20:42 -!- erichammond [~erichammo@ubuntu/member/erichammond] has joined #ubuntu-server
20:42 -!- Scunizi [~could@ip72-197-240-157.sd.sd.cox.net] has joined #ubuntu-server
20:43 < cclausen> MTecknology: ok, that should work.  I'm not sure what is being blocked, but can you run the firewall in a log-only mode first?  e.g. log what would be blocked?
20:43  * MTecknology upgrades production systems to 10.04 in 17min
20:44 < MTecknology> cclausen: alrighty - once I get the production systems moved up I'll get some output and then annoy you so I don't have to run off shortly into it :)

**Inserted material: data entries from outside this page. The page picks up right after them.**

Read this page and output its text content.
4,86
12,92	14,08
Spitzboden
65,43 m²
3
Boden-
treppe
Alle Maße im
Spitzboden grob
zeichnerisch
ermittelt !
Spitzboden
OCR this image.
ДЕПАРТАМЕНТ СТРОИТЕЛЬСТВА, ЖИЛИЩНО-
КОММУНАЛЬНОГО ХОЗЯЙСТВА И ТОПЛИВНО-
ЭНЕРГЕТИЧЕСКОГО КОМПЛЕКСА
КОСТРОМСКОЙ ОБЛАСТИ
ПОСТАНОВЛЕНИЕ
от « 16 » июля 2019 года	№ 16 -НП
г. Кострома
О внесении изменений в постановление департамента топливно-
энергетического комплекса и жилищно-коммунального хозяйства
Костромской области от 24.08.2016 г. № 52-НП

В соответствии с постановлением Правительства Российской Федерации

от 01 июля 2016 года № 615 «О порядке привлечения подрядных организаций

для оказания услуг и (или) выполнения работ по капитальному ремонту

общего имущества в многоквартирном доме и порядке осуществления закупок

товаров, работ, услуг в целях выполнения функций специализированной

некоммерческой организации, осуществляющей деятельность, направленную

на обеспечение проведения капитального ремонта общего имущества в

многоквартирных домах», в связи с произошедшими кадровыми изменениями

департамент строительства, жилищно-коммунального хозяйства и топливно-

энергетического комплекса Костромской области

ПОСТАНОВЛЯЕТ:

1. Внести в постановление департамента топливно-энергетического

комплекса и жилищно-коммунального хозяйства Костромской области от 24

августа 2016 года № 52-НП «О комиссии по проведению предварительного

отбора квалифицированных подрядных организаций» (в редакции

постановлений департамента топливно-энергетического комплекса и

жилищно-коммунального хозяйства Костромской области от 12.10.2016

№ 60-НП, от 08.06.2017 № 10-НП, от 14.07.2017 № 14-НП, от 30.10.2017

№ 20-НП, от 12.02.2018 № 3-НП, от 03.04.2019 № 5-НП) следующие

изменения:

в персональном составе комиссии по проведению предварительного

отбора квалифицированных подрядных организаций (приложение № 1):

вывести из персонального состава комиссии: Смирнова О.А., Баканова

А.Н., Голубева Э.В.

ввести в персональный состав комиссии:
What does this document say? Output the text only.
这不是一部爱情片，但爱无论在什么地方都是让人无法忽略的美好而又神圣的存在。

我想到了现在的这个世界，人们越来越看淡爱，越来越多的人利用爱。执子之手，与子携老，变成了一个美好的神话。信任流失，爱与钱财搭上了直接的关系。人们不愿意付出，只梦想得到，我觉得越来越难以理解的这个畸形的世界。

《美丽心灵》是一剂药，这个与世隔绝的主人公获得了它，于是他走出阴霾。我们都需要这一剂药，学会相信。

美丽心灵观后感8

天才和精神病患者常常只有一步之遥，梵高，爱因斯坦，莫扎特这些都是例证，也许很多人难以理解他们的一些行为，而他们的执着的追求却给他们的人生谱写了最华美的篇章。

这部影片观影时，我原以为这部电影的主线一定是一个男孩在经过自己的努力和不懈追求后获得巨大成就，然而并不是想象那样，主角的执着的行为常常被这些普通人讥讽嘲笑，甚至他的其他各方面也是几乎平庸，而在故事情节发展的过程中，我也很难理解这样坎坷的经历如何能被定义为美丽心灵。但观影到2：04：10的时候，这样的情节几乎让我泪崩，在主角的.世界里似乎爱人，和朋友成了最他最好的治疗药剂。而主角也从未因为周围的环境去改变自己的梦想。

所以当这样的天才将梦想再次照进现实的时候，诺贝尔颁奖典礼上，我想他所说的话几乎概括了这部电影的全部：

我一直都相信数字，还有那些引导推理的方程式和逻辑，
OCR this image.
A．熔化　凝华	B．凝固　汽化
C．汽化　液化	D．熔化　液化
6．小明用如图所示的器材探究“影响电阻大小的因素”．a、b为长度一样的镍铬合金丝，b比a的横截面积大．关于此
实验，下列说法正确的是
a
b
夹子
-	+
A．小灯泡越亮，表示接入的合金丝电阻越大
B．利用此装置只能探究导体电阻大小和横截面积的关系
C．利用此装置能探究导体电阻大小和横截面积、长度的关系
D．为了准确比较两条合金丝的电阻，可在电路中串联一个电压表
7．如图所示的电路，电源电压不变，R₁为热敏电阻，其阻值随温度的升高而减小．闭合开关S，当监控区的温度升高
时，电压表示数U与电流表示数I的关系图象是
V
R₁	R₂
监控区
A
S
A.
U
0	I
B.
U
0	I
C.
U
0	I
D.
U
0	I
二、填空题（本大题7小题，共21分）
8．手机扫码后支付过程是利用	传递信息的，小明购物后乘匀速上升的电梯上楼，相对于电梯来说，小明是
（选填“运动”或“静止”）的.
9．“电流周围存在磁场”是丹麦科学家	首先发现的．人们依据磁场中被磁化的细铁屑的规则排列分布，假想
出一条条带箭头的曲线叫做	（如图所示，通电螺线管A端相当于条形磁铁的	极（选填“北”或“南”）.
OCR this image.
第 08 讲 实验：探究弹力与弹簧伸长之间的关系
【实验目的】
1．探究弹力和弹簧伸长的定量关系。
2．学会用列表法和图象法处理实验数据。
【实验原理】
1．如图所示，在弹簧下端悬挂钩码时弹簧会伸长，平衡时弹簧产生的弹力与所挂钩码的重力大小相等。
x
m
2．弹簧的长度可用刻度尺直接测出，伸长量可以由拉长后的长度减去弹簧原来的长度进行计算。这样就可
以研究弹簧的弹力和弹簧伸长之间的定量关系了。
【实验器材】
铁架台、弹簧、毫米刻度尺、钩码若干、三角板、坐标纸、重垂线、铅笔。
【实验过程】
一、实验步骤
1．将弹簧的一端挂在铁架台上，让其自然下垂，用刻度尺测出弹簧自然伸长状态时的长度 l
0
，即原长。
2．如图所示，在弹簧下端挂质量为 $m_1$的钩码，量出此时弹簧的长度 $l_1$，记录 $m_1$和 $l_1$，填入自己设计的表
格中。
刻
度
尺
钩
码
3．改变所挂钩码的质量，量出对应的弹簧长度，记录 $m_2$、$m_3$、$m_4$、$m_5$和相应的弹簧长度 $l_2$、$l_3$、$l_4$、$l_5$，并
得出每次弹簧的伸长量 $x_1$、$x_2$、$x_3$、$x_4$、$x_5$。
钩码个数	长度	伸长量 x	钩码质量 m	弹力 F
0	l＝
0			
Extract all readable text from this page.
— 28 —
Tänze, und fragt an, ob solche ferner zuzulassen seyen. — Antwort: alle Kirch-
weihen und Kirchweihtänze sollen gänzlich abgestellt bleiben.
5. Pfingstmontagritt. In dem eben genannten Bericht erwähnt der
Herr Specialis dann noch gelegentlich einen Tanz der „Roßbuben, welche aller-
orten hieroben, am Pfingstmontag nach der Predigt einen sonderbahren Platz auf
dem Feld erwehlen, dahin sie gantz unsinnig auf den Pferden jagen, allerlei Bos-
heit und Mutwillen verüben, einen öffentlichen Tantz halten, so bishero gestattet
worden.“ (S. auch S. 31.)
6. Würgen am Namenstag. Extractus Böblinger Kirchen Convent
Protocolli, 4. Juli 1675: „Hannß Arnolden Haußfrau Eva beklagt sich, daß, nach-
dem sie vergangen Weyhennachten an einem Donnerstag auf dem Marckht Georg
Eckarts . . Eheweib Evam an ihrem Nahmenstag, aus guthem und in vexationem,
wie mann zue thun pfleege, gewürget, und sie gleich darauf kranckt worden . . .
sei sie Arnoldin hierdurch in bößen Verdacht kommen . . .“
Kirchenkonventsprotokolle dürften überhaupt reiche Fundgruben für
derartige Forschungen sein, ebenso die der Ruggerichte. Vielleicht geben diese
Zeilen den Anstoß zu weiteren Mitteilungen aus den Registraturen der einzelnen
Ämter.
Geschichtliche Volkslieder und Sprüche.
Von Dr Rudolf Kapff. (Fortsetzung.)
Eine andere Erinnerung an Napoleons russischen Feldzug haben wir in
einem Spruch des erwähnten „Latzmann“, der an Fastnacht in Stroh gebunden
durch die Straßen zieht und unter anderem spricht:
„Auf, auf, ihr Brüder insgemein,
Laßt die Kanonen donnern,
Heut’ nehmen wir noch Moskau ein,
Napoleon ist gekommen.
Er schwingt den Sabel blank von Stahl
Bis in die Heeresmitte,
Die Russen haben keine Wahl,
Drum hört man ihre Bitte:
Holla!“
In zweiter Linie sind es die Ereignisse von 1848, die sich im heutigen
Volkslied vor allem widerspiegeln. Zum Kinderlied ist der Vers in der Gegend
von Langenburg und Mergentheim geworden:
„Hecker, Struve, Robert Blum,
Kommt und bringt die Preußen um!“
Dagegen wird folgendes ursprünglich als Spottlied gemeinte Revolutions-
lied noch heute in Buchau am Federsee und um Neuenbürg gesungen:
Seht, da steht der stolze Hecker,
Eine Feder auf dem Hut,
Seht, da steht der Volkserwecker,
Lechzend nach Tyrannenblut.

20:45 < cclausen> MTecknology: sounds good.  I'm watching windows 2008 do the upgrade to R2 right now..
20:45 < MTecknology> ouch
20:48  * MTecknology cusses at identi.ca+jabber+bitlbee
20:55 < MTecknology> 4min - I'll loose irc in the process :(
20:58 -!- erichammond [~erichammo@ubuntu/member/erichammond] has quit [Ping timeout: 264 seconds]
21:02 -!- DavidLevin [~DavidLevi@67-210-33-73.ul.warwick.net] has joined #ubuntu-server
21:06 < Kaprenakis> Does anyone know anything about file server + music streaming?
21:07 < MTecknology> !anyone
21:07 < ubottu> A large amount of the first questions asked in this channel start with "Does anyone/anybody..."  Why not ask your next question (the real one) and find out?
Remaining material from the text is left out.